I watched the George Floyd video and I felt a pit grow in my stomach. I felt a little traumatized just watching that happen and feeling powerless to do anything; the crime was already done. Then I watched those protesters wreaking havoc on that Minneapolis PD precinct, and God help me, I felt a vicarious catharsis that folks had been so moved to take justice into their own hands. Violence usually perpetuates violence, and I’m not trying to dive into the morality of looting and vandalism right now, but goddamn it, when I saw footage of protesters of all races and ethnicities and backgrounds putting their lives on the front line to make a stand and say ENOUGH IS ENOUGH, it hit me deep, and I shed some tears. Someone once said to me recently that they choose anger over sadness, because sadness leads to hopelessness, and hopelessness to depression. I agreed with them then and I agree with them now. But there’s a place for both emotions at the table right now. Let’s channel our justified anger in PRODUCTIVE ways, and let’s lick our wounds and lean on each other to support each other in these tumultuous times.

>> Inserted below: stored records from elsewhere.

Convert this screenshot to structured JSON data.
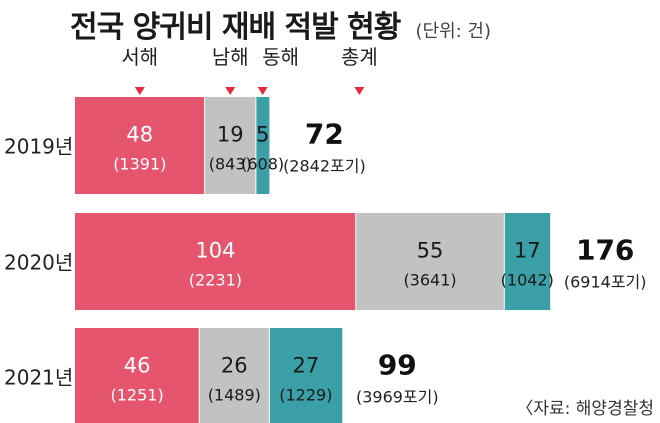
{
  "title": "전국 양귀비 재배 적발 현황",
  "unit": "(단위: 건)",
  "source": "〈자료: 해양경찰청",
  "colors": {
    "west": "#e5556d",
    "south": "#c2c2c2",
    "east": "#3a9fa6",
    "marker": "#e8293e",
    "text_on_color": "#ffffff",
    "text_dark": "#1a1a1a"
  },
  "chart_data": {
    "type": "bar",
    "orientation": "horizontal",
    "stacked": true,
    "title": "전국 양귀비 재배 적발 현황",
    "unit_label": "(단위: 건)",
    "categories": [
      "2019년",
      "2020년",
      "2021년"
    ],
    "series": [
      {
        "name": "서해",
        "values": [
          48,
          104,
          46
        ],
        "sub": [
          "(1391)",
          "(2231)",
          "(1251)"
        ]
      },
      {
        "name": "남해",
        "values": [
          19,
          55,
          26
        ],
        "sub": [
          "(843)",
          "(3641)",
          "(1489)"
        ]
      },
      {
        "name": "동해",
        "values": [
          5,
          17,
          27
        ],
        "sub": [
          "(608)",
          "(1042)",
          "(1229)"
        ]
      }
    ],
    "totals_name": "총계",
    "totals": [
      72,
      176,
      99
    ],
    "totals_sub": [
      "(2842포기)",
      "(6914포기)",
      "(3969포기)"
    ],
    "legend_placement": "top",
    "grid": false
  }
}
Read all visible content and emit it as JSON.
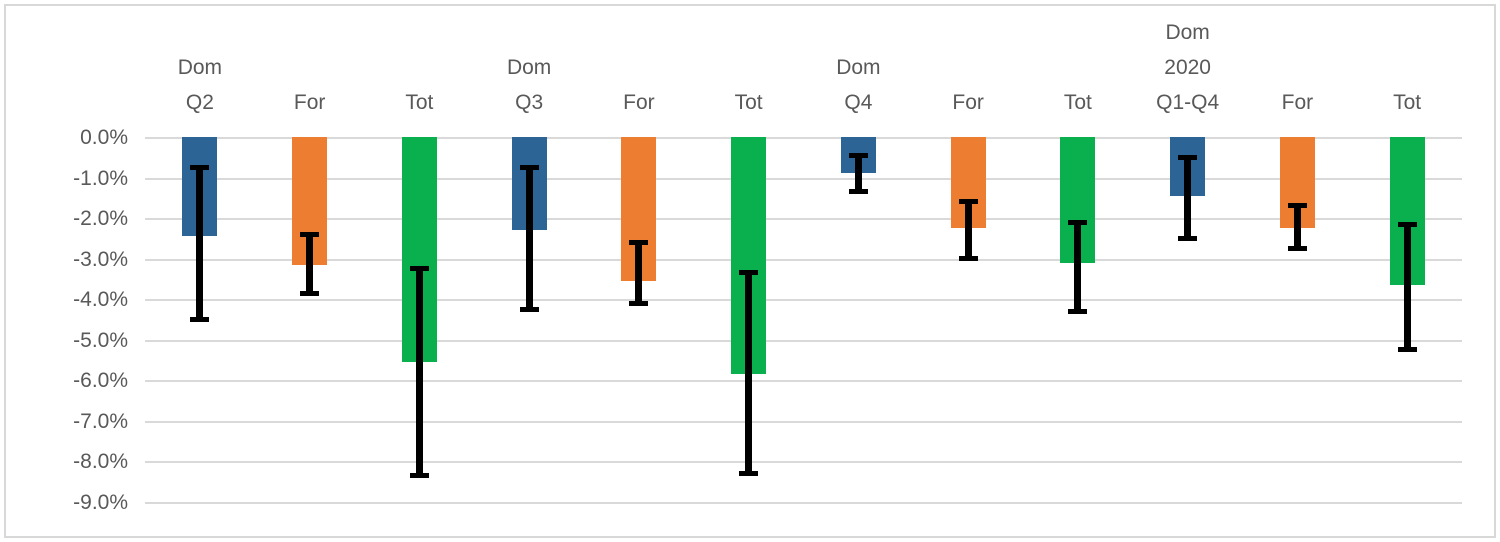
{
  "chart": {
    "background_color": "#FFFFFF",
    "frame_border_color": "#D8D8D8",
    "gridline_color": "#D9D9D9",
    "axis_text_color": "#595959"
  },
  "chart_data": {
    "type": "bar",
    "orientation": "vertical",
    "title": "",
    "xlabel": "",
    "ylabel": "",
    "ylim": [
      -9.9,
      0
    ],
    "grid": true,
    "legend": false,
    "value_unit": "percent",
    "y_ticks": [
      {
        "label": "0.0%",
        "value": 0
      },
      {
        "label": "-1.0%",
        "value": -1
      },
      {
        "label": "-2.0%",
        "value": -2
      },
      {
        "label": "-3.0%",
        "value": -3
      },
      {
        "label": "-4.0%",
        "value": -4
      },
      {
        "label": "-5.0%",
        "value": -5
      },
      {
        "label": "-6.0%",
        "value": -6
      },
      {
        "label": "-7.0%",
        "value": -7
      },
      {
        "label": "-8.0%",
        "value": -8
      },
      {
        "label": "-9.0%",
        "value": -9
      }
    ],
    "series_colors": {
      "dom": "#2D6496",
      "for": "#ED7D31",
      "tot": "#0AB04E"
    },
    "error_bar_color": "#000000",
    "categories": [
      {
        "label_lines": [
          "Dom",
          "Q2"
        ],
        "series": "dom",
        "value_pct": -2.45,
        "error_high_pct": -0.75,
        "error_low_pct": -4.5
      },
      {
        "label_lines": [
          "For"
        ],
        "series": "for",
        "value_pct": -3.15,
        "error_high_pct": -2.4,
        "error_low_pct": -3.85
      },
      {
        "label_lines": [
          "Tot"
        ],
        "series": "tot",
        "value_pct": -5.55,
        "error_high_pct": -3.25,
        "error_low_pct": -8.35
      },
      {
        "label_lines": [
          "Dom",
          "Q3"
        ],
        "series": "dom",
        "value_pct": -2.3,
        "error_high_pct": -0.75,
        "error_low_pct": -4.25
      },
      {
        "label_lines": [
          "For"
        ],
        "series": "for",
        "value_pct": -3.55,
        "error_high_pct": -2.6,
        "error_low_pct": -4.1
      },
      {
        "label_lines": [
          "Tot"
        ],
        "series": "tot",
        "value_pct": -5.85,
        "error_high_pct": -3.35,
        "error_low_pct": -8.3
      },
      {
        "label_lines": [
          "Dom",
          "Q4"
        ],
        "series": "dom",
        "value_pct": -0.9,
        "error_high_pct": -0.45,
        "error_low_pct": -1.35
      },
      {
        "label_lines": [
          "For"
        ],
        "series": "for",
        "value_pct": -2.25,
        "error_high_pct": -1.6,
        "error_low_pct": -3.0
      },
      {
        "label_lines": [
          "Tot"
        ],
        "series": "tot",
        "value_pct": -3.1,
        "error_high_pct": -2.1,
        "error_low_pct": -4.3
      },
      {
        "label_lines": [
          "Dom",
          "2020",
          "Q1-Q4"
        ],
        "series": "dom",
        "value_pct": -1.45,
        "error_high_pct": -0.5,
        "error_low_pct": -2.5
      },
      {
        "label_lines": [
          "For"
        ],
        "series": "for",
        "value_pct": -2.25,
        "error_high_pct": -1.7,
        "error_low_pct": -2.75
      },
      {
        "label_lines": [
          "Tot"
        ],
        "series": "tot",
        "value_pct": -3.65,
        "error_high_pct": -2.15,
        "error_low_pct": -5.25
      }
    ]
  }
}
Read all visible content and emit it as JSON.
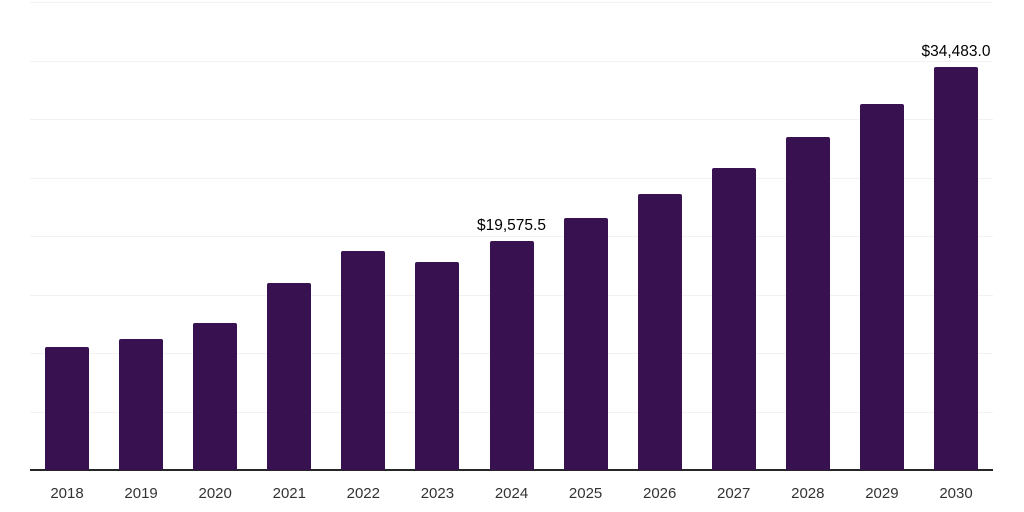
{
  "chart_data": {
    "type": "bar",
    "title": "",
    "xlabel": "",
    "ylabel": "",
    "categories": [
      "2018",
      "2019",
      "2020",
      "2021",
      "2022",
      "2023",
      "2024",
      "2025",
      "2026",
      "2027",
      "2028",
      "2029",
      "2030"
    ],
    "values": [
      10500,
      11200,
      12600,
      16000,
      18700,
      17800,
      19575.5,
      21500,
      23600,
      25800,
      28500,
      31300,
      34483.0
    ],
    "labeled_points": [
      {
        "category": "2024",
        "label": "$19,575.5"
      },
      {
        "category": "2030",
        "label": "$34,483.0"
      }
    ],
    "ylim": [
      0,
      40000
    ],
    "gridline_step": 5000,
    "grid": "horizontal-only",
    "legend_position": "none",
    "y_axis_tick_labels_visible": false,
    "colors": {
      "bar": "#381250",
      "axis_line": "#262626",
      "gridline": "#f2f2f2",
      "tick_label": "#333333",
      "data_label": "#000000",
      "background": "#ffffff"
    }
  }
}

I’ll end this imperfect little post with a prayer, adapted from one of my favorite’s, St. Francis’s Prayer;
Lord, please make me an instrument of your peace. Where there is hatred, let me sow love; injury, pardon; despair, hope; darkness, light, sorrow, joy. And when I leave this plane of existence, let all those whose lives I’ve touched feel the true essence of my soul’s desire: to be a force of love, and light, and inspiration, and provocative personal evolution. Take my indignance at the injustices of my life and this man-made mess in the world within which I’ve incarnated. Take my laziness, take my indifference, take my hatred, and replace it all with love, and kindness, and strength in the face of sometimes overwhelming odds. Let it be. AHO.